2024-01-25 05:00:49
Cornell University Instructor Cancels Class for ‘Global Strike for Palestine’
A Cornell University instructor who once said Israelis should “rot in the deepest darkest pits of hell” canceled her first class of the semester in solidarity with a “Global Strike for Palestine,” an email obtained by the Washington Free Beacon shows.
Alyiah Gonzales, a Ph.D. student at Cornell who teaches an English class on “race, writing, and power,” emailed her students Monday to say she was “canceling class in solidarity with collective calls for a Global Strike for Palestine,” according to a screenshot of the message. Gonzales in her email said she “mourn[s] the fact that all universities in Gaza have been destroyed or demolished by Israeli military forces.” In lieu of class, she asked her students to write an essay on “the relationship between writing, power, and systems of oppression.”

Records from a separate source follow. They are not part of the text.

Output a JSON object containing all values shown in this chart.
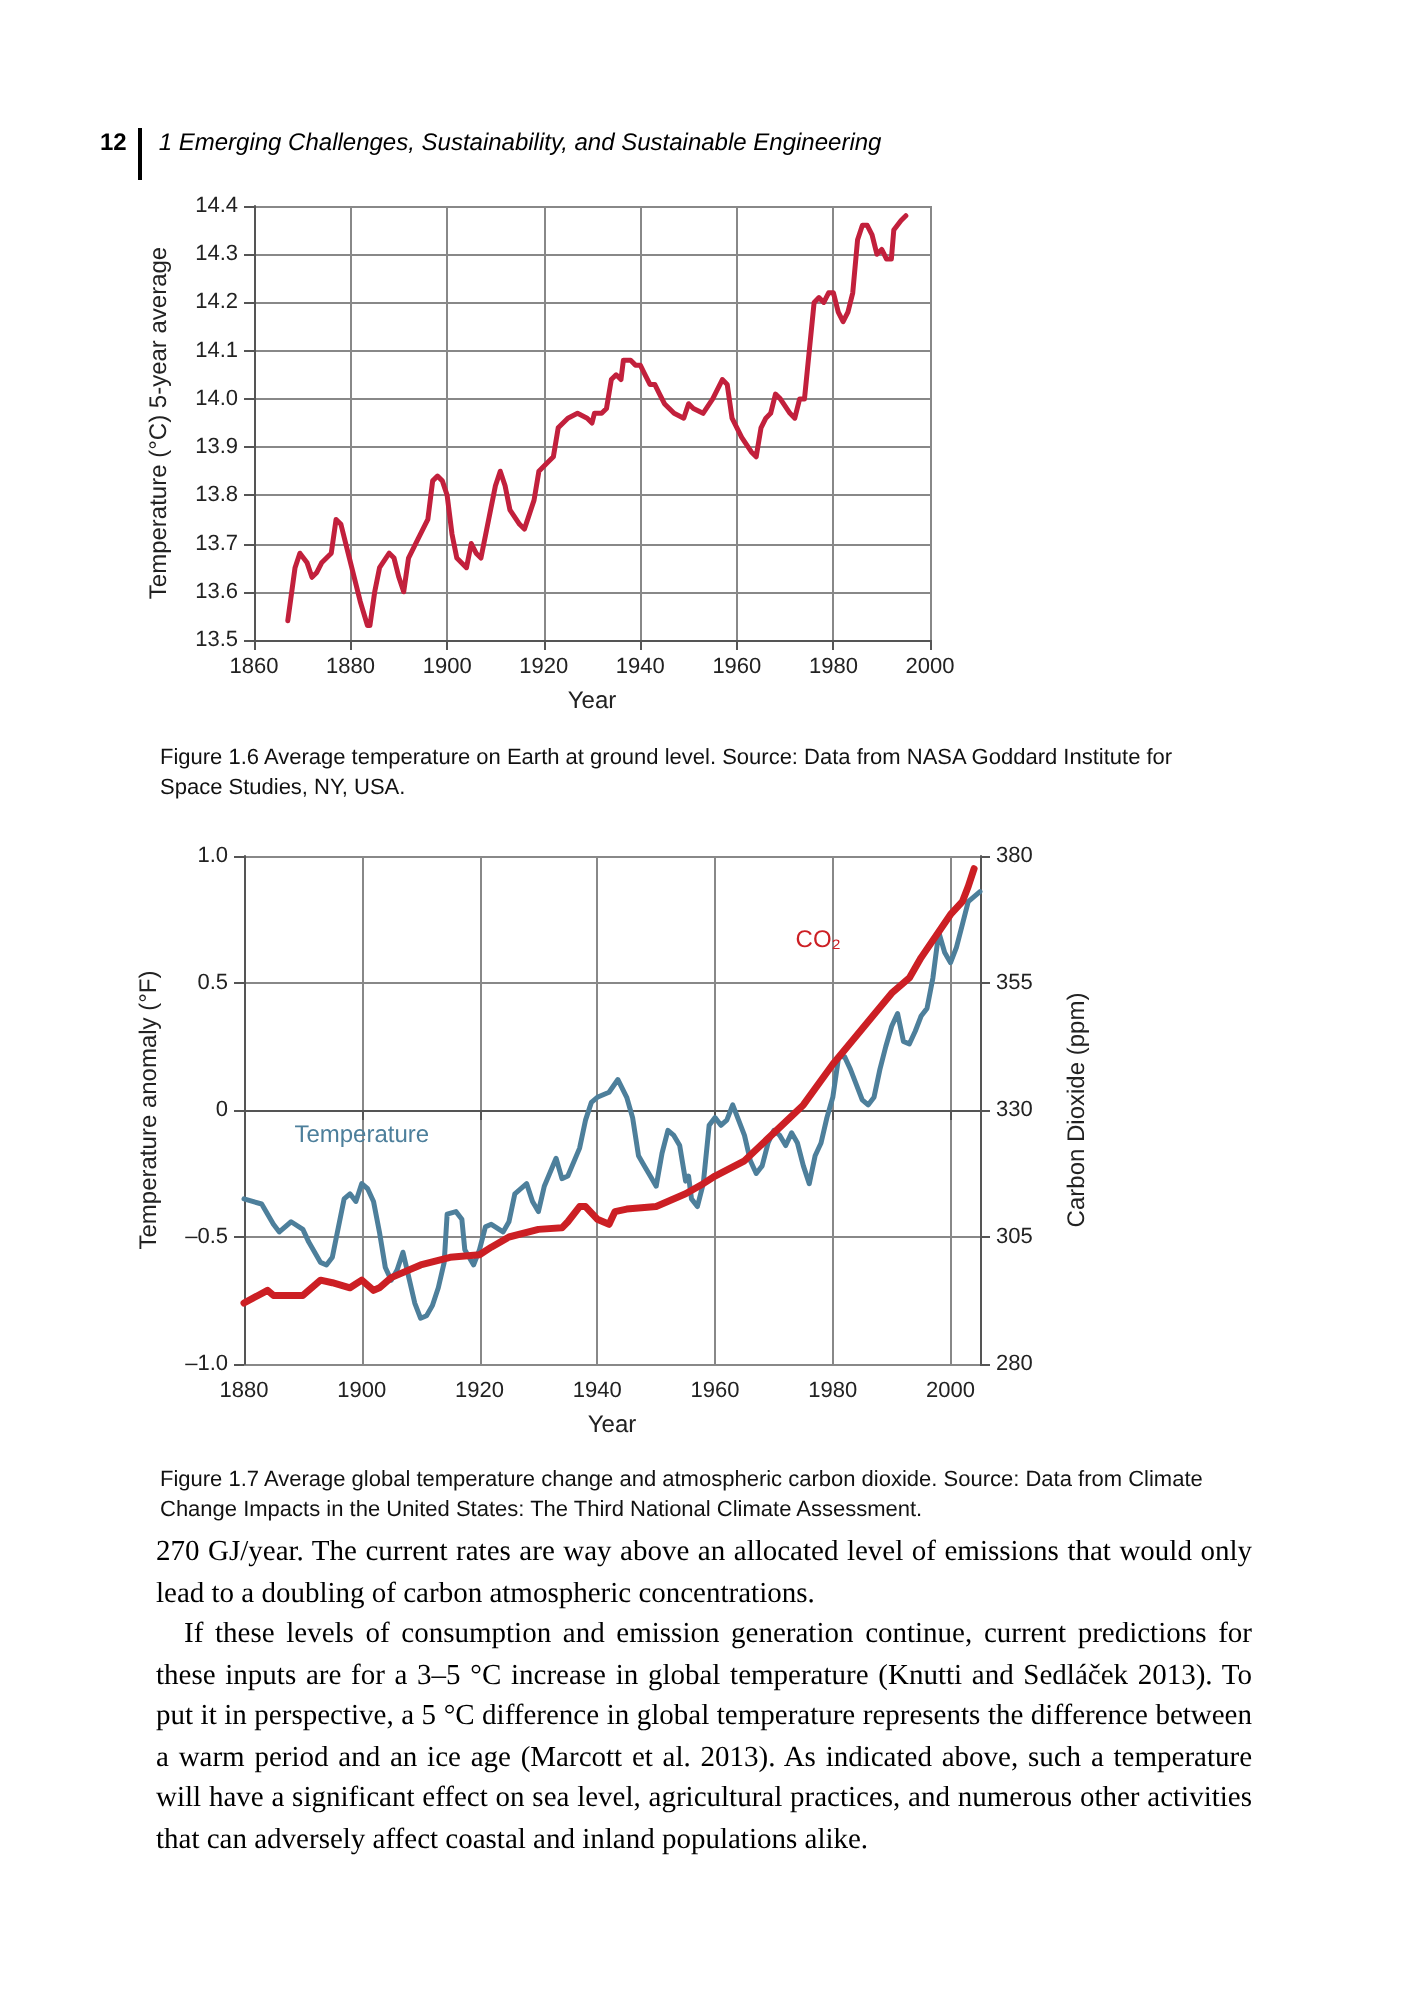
{
  "chart_data": [
    {
      "type": "line",
      "xlabel": "Year",
      "ylabel": "Temperature (°C) 5-year average",
      "xlim": [
        1860,
        2000
      ],
      "xticks": [
        1860,
        1880,
        1900,
        1920,
        1940,
        1960,
        1980,
        2000
      ],
      "ylim": [
        13.5,
        14.4
      ],
      "yticks": [
        13.5,
        13.6,
        13.7,
        13.8,
        13.9,
        {
          "value": 14,
          "label": "14.0"
        },
        14.1,
        14.2,
        14.3,
        14.4
      ],
      "grid": true,
      "marker": "none",
      "annotations": [
        "12",
        "1  Emerging Challenges, Sustainability, and Sustainable Engineering",
        "Figure 1.6  Average temperature on Earth at ground level. Source: Data from NASA Goddard Institute for Space Studies, NY, USA."
      ],
      "series": [
        {
          "color": "#c2203c",
          "x": [
            1867,
            1868.5,
            1869.5,
            1871,
            1872,
            1873,
            1874,
            1876,
            1877,
            1878,
            1879,
            1880,
            1882,
            1883.5,
            1884,
            1885,
            1886,
            1888,
            1889,
            1890,
            1891,
            1892,
            1894,
            1896,
            1897,
            1898,
            1899,
            1900,
            1901,
            1902,
            1904,
            1905,
            1906,
            1907,
            1908,
            1910,
            1911,
            1912,
            1913,
            1915,
            1916,
            1917,
            1918,
            1919,
            1921,
            1922,
            1923,
            1925,
            1927,
            1929,
            1930,
            1930.5,
            1932,
            1933,
            1934,
            1935,
            1936,
            1936.5,
            1938,
            1939,
            1940,
            1941,
            1942,
            1943,
            1944,
            1945,
            1947,
            1949,
            1950,
            1951,
            1953,
            1955,
            1957,
            1958,
            1959,
            1961,
            1963,
            1964,
            1965,
            1966,
            1967,
            1968,
            1969,
            1971,
            1972,
            1973,
            1974,
            1975,
            1976,
            1977,
            1978,
            1979,
            1980,
            1981,
            1982,
            1983,
            1984,
            1985,
            1986,
            1987,
            1988,
            1989,
            1990,
            1991,
            1992,
            1992.5,
            1994,
            1995
          ],
          "values": [
            13.54,
            13.65,
            13.68,
            13.66,
            13.63,
            13.64,
            13.66,
            13.68,
            13.75,
            13.74,
            13.7,
            13.66,
            13.58,
            13.53,
            13.53,
            13.6,
            13.65,
            13.68,
            13.67,
            13.63,
            13.6,
            13.67,
            13.71,
            13.75,
            13.83,
            13.84,
            13.83,
            13.8,
            13.72,
            13.67,
            13.65,
            13.7,
            13.68,
            13.67,
            13.72,
            13.82,
            13.85,
            13.82,
            13.77,
            13.74,
            13.73,
            13.76,
            13.79,
            13.85,
            13.87,
            13.88,
            13.94,
            13.96,
            13.97,
            13.96,
            13.95,
            13.97,
            13.97,
            13.98,
            14.04,
            14.05,
            14.04,
            14.08,
            14.08,
            14.07,
            14.07,
            14.05,
            14.03,
            14.03,
            14.01,
            13.99,
            13.97,
            13.96,
            13.99,
            13.98,
            13.97,
            14.0,
            14.04,
            14.03,
            13.96,
            13.92,
            13.89,
            13.88,
            13.94,
            13.96,
            13.97,
            14.01,
            14.0,
            13.97,
            13.96,
            14.0,
            14.0,
            14.1,
            14.2,
            14.21,
            14.2,
            14.22,
            14.22,
            14.18,
            14.16,
            14.18,
            14.22,
            14.33,
            14.36,
            14.36,
            14.34,
            14.3,
            14.31,
            14.29,
            14.29,
            14.35,
            14.37,
            14.38
          ]
        }
      ]
    },
    {
      "type": "line",
      "xlabel": "Year",
      "ylabel": "Temperature anomaly (°F)",
      "y2label": "Carbon Dioxide (ppm)",
      "xlim": [
        1880,
        2005
      ],
      "xticks": [
        1880,
        1900,
        1920,
        1940,
        1960,
        1980,
        2000
      ],
      "ylim": [
        -1,
        1
      ],
      "yticks": [
        {
          "value": -1,
          "label": "–1.0"
        },
        {
          "value": -0.5,
          "label": "–0.5"
        },
        0,
        0.5,
        {
          "value": 1,
          "label": "1.0"
        }
      ],
      "y2lim": [
        280,
        380
      ],
      "y2ticks": [
        280,
        305,
        330,
        355,
        380
      ],
      "grid": true,
      "marker": "none",
      "annotations": [
        "Figure 1.7  Average global temperature change and atmospheric carbon dioxide. Source: Data from Climate Change Impacts in the United States: The Third National Climate Assessment.",
        "270 GJ/year. The current rates are way above an allocated level of emissions that would only lead to a doubling of carbon atmospheric concentrations.",
        "If these levels of consumption and emission generation continue, current predictions for these inputs are for a 3–5 °C increase in global temperature (Knutti and Sedláček 2013). To put it in perspective, a 5 °C difference in global temperature represents the difference between a warm period and an ice age (Marcott et al. 2013). As indicated above, such a temperature will have a significant effect on sea level, agricultural practices, and numerous other activities that can adversely affect coastal and inland populations alike."
      ],
      "series": [
        {
          "name": "Temperature",
          "color": "#4d7f9b",
          "x": [
            1880,
            1883,
            1885,
            1886,
            1888,
            1890,
            1891,
            1893,
            1894,
            1895,
            1897,
            1898,
            1899,
            1900,
            1901,
            1902,
            1903,
            1904,
            1905,
            1906,
            1907,
            1908,
            1909,
            1910,
            1911,
            1912,
            1913,
            1914,
            1914.5,
            1916,
            1917,
            1917.5,
            1919,
            1920,
            1921,
            1922,
            1924,
            1925,
            1926,
            1928,
            1929,
            1930,
            1931,
            1933,
            1934,
            1935,
            1937,
            1938,
            1939,
            1940,
            1942,
            1943.5,
            1945,
            1946,
            1947,
            1948,
            1949,
            1950,
            1951,
            1952,
            1953,
            1954,
            1955,
            1955.5,
            1956,
            1957,
            1958,
            1959,
            1960,
            1961,
            1962,
            1963,
            1964,
            1965,
            1966,
            1967,
            1968,
            1969,
            1970,
            1971,
            1972,
            1973,
            1974,
            1975,
            1976,
            1977,
            1978,
            1979,
            1980,
            1981,
            1982,
            1983,
            1984,
            1985,
            1986,
            1987,
            1988,
            1989,
            1990,
            1991,
            1992,
            1993,
            1994,
            1995,
            1996,
            1997,
            1998,
            1999,
            2000,
            2001,
            2002,
            2003,
            2005
          ],
          "values": [
            -0.35,
            -0.37,
            -0.45,
            -0.48,
            -0.44,
            -0.47,
            -0.52,
            -0.6,
            -0.61,
            -0.58,
            -0.35,
            -0.33,
            -0.36,
            -0.29,
            -0.31,
            -0.36,
            -0.48,
            -0.62,
            -0.67,
            -0.63,
            -0.56,
            -0.66,
            -0.76,
            -0.82,
            -0.81,
            -0.77,
            -0.7,
            -0.6,
            -0.41,
            -0.4,
            -0.43,
            -0.55,
            -0.61,
            -0.55,
            -0.46,
            -0.45,
            -0.48,
            -0.44,
            -0.33,
            -0.29,
            -0.36,
            -0.4,
            -0.3,
            -0.19,
            -0.27,
            -0.26,
            -0.15,
            -0.04,
            0.03,
            0.05,
            0.07,
            0.12,
            0.05,
            -0.03,
            -0.18,
            -0.22,
            -0.26,
            -0.3,
            -0.17,
            -0.08,
            -0.1,
            -0.14,
            -0.28,
            -0.26,
            -0.35,
            -0.38,
            -0.29,
            -0.06,
            -0.03,
            -0.06,
            -0.04,
            0.02,
            -0.04,
            -0.1,
            -0.2,
            -0.25,
            -0.22,
            -0.13,
            -0.08,
            -0.1,
            -0.14,
            -0.09,
            -0.13,
            -0.22,
            -0.29,
            -0.18,
            -0.13,
            -0.03,
            0.05,
            0.21,
            0.21,
            0.16,
            0.1,
            0.04,
            0.02,
            0.05,
            0.16,
            0.25,
            0.33,
            0.38,
            0.27,
            0.26,
            0.31,
            0.37,
            0.4,
            0.52,
            0.7,
            0.62,
            0.58,
            0.64,
            0.73,
            0.82,
            0.86
          ]
        },
        {
          "name": "CO₂",
          "color": "#cc1f24",
          "axis": "y2",
          "x": [
            1880,
            1884,
            1885,
            1890,
            1893,
            1895,
            1898,
            1900,
            1902,
            1903,
            1905,
            1910,
            1915,
            1920,
            1922,
            1925,
            1930,
            1934,
            1935,
            1937,
            1938,
            1940,
            1942,
            1943,
            1945,
            1950,
            1955,
            1958,
            1960,
            1965,
            1970,
            1975,
            1980,
            1985,
            1990,
            1993,
            1995,
            2000,
            2002,
            2003,
            2004
          ],
          "values": [
            292,
            294.5,
            293.5,
            293.5,
            296.5,
            296,
            295,
            296.5,
            294.5,
            295,
            297,
            299.5,
            301,
            301.5,
            303,
            305,
            306.5,
            306.8,
            308,
            311,
            311,
            308.5,
            307.5,
            310,
            310.5,
            311,
            313.5,
            315.5,
            317,
            320,
            325.5,
            331,
            339,
            346,
            353,
            356,
            360,
            368.5,
            371,
            374,
            377.5
          ]
        }
      ]
    }
  ]
}
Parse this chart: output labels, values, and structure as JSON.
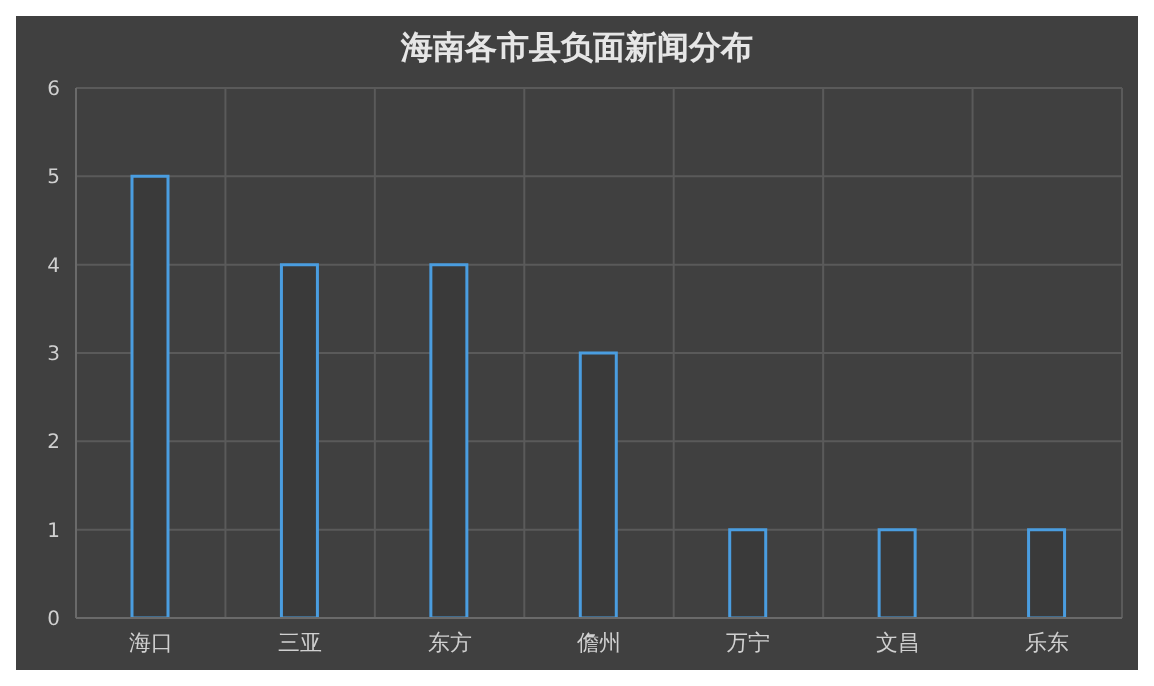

Gonzales’s message comes as Cornell and other Ivy League institutions grapple with a federal investigation into anti-Semitic incidents on campus. In late October, a Cornell junior was arrested and charged with posting anti-Semitic threats online—in one message, the student allegedly said he would “bring an assault rifle to campus and shoot all you pig Jews.” Cornell history professor Russell Rickford, meanwhile, praised Hamas’s Oct. 7 attack on Israel during a campus rally, calling it “exhilarating” and “energizing.”
While Rickford went on leave after a video of his comments surfaced, it’s unclear whether Gonzales will do the same. A Cornell spokeswoman did not return a request for comment on whether the school plans to discipline Gonzales, instead pointing the Free Beacon to a Tuesday afternoon statement from provost Michael Kotlikoff. That statement, which was sent to Cornell faculty and instructors, did not mention Gonzales by name but did refer to “canceling classes as a political call to action.”
“Faculty and instructors should conduct their classes and schedule them in a way that is academically appropriate,” Kotlikoff said in his statement. “Canceling classes as a political call to action, or using one’s role in instruction to promote a personal or political belief, diminishes our role as educators.”